Whatever happened to the Golden Rule? You remember that one, don’t you? No, not “He who has the gold makes the rules,” though that’s the one we seem to be following. The one that says, “Treat others as you would like to be treated.” Or go with Jesus’ words, “Love your neighbor as you love yourself.” Who did Jesus mean when he used the term “neighbor”? He meant everyone, not just the guys you’re friends with. He meant your drunk neighbor, your Muslim neighbor, your gay neighbor, your loud neighbor, your rude neighbor, your African American neighbor, your lazy neighbor, your poor neighbor, your rich neighbor, your well dressed neighbor, your white neighbor, your Christian neighbor, your sober neighbor, your quiet neighbor, your polite neighbor, your Buddhist neighbor, your straight neighbor, your nosy neighbor, your scary neighbor, your kind neighbor. I could go on and on because he meant EVERYBODY. Without exception. WITHOUT EXCEPTION.

Not that I get it right all the time. None of us do. I get pissed off at people. I get selfish with my stuff at times. I forget that every single one of us is God’s child, loved by God, and that we should treat all of God’s children the way God would want us to treat them. It is hard sometimes to love every child of God. Yet that is what God calls us to do. “What about the people who do bad things?” you may ask. “How can I love someone who causes harm?” To that I say that loving someone does not mean that you allow people to run amok or get away with evil. You must establish boundaries so that you do not allow others to take advantage of you, but that doesn’t mean you should do it without love and concern for the common good and for all people, including the one with whom you are in conflict.

Is this sounding a bit like a sermon? I didn’t start out to write a sermon here, and yet these are the thoughts on my mind lately. These are the ideas that are rambling about in my brain.
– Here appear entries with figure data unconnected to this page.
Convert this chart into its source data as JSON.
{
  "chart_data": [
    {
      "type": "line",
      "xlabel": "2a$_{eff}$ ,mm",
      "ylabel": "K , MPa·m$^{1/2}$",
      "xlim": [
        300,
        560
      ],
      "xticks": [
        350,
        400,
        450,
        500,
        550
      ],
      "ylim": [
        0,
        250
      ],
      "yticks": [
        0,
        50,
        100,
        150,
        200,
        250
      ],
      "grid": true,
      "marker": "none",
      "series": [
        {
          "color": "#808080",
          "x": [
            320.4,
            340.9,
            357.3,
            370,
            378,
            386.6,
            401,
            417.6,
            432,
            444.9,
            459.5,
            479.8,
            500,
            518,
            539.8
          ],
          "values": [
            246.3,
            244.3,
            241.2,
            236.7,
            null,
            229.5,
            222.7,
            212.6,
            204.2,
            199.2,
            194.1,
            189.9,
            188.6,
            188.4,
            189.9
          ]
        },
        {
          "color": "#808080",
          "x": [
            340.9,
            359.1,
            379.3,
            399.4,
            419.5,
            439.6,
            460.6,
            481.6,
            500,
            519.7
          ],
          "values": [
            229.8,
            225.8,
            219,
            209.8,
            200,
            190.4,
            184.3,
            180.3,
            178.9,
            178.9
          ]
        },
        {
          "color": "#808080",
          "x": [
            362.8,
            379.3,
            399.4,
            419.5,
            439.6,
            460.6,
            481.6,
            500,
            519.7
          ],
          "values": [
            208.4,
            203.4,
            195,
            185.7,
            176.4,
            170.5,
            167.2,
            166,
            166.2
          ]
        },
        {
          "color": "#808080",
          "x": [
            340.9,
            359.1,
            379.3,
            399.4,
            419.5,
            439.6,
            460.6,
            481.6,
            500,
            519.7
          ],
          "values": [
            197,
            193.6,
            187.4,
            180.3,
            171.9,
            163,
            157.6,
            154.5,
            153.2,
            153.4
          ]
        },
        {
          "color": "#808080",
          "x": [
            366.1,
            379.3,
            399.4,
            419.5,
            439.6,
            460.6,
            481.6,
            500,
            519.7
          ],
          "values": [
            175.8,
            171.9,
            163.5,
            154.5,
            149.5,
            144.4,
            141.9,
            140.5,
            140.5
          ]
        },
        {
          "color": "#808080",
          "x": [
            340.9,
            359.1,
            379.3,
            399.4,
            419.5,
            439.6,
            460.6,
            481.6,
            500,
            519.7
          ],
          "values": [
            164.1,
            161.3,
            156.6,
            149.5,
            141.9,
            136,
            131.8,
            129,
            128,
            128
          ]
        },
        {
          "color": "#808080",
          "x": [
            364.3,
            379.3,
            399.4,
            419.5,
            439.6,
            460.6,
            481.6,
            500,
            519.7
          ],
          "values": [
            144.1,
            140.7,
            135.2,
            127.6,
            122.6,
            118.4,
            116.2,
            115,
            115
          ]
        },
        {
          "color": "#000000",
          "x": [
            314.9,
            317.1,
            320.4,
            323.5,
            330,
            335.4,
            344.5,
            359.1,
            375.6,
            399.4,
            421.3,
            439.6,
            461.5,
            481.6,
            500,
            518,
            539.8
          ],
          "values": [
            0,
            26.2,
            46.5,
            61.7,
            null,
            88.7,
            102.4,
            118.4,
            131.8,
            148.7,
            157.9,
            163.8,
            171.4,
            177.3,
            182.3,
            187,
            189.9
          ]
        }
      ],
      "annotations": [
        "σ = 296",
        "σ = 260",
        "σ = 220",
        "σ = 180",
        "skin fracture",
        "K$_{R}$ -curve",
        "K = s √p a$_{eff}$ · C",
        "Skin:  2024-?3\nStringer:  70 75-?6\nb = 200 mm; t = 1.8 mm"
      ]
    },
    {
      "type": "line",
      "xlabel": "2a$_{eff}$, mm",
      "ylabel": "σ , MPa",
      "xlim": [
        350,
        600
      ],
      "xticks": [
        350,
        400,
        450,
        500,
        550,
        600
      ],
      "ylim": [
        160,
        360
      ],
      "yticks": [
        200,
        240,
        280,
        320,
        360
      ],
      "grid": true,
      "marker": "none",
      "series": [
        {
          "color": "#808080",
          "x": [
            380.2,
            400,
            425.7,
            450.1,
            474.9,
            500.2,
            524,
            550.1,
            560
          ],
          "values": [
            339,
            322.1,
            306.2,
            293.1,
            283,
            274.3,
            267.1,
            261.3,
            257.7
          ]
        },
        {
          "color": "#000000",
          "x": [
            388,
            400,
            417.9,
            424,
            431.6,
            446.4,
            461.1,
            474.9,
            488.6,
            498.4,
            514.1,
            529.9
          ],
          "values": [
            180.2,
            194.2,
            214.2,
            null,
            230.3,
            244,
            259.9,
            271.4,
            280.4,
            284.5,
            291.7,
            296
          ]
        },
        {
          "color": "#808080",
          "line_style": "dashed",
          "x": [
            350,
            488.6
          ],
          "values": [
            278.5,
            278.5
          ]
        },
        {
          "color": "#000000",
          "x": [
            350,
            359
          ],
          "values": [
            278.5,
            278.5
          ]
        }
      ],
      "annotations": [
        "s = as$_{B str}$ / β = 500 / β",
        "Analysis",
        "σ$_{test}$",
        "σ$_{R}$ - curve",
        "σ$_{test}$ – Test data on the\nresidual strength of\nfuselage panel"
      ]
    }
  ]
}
And there is one term that keeps coming back to me – radical hospitality. It is this theme of radical hospitality that continually comes back to me. God is speaking to me. There is something I need to do in terms of radical hospitality. I don’t know just what it is yet, but God is leading me there in God’s time rather than mine. The seed is planted, and now it is up to me to nurture it and help it grow. I feel led to delve deeper into my study of the Bible, to read the Gospels more closely, to focus on Jesus’ acts of radical hospitality. His washing the disciples’ feet comes to mind, being servant rather than leader.

Where am I headed? Where will all this lead? I haven’t a clue, but I trust in God. If I hold my heart open to God’s leading I know I will have the direction made clear to me. One thing that has become clear as I have written this is that I need to focus my energies on me, to make myself a role model for others rather than trying to change others.

One other thought before I let go here. Church needs to be a place where we not only worship but our base for service to our community. Any church that is not serving the greater community in which it exists is not a glory to God no matter how many attend worship or how beautiful their sanctuary or how perfectly executed their worship services are. The church must exist outside the four walls of the church building, or it really doesn’t exist at all.

You may be wondering why any of the above is not the kind of thing I can talk about with real people in my real life.  After all, it isn't about affairs or unspoken bitchiness or anything that would necessarily get me into trouble.  It is, though, the kind of thing I feel uncomfortable talking about.  Religion, spirituality, church.  These things are difficult to talk about in real life for me because I don't feel people really understand me.  The conservative fundamentalist types find my ideas bizarrely radical.  The liberals find my Biblical interpretations too literal.  I am caught in a strange little netherworld.  Yet I know that God gets me.  God and I are good with each other.  I am quite confident in that, and that is what is truly important.

1 comment:

Jeni Angel said...

all of which is to say: this is why you should go to seminary to open your own church.

I am nowhere near religious, but if I was-you are the type of person who would be speaking my language. I think you would find you are not alone in your netherworld.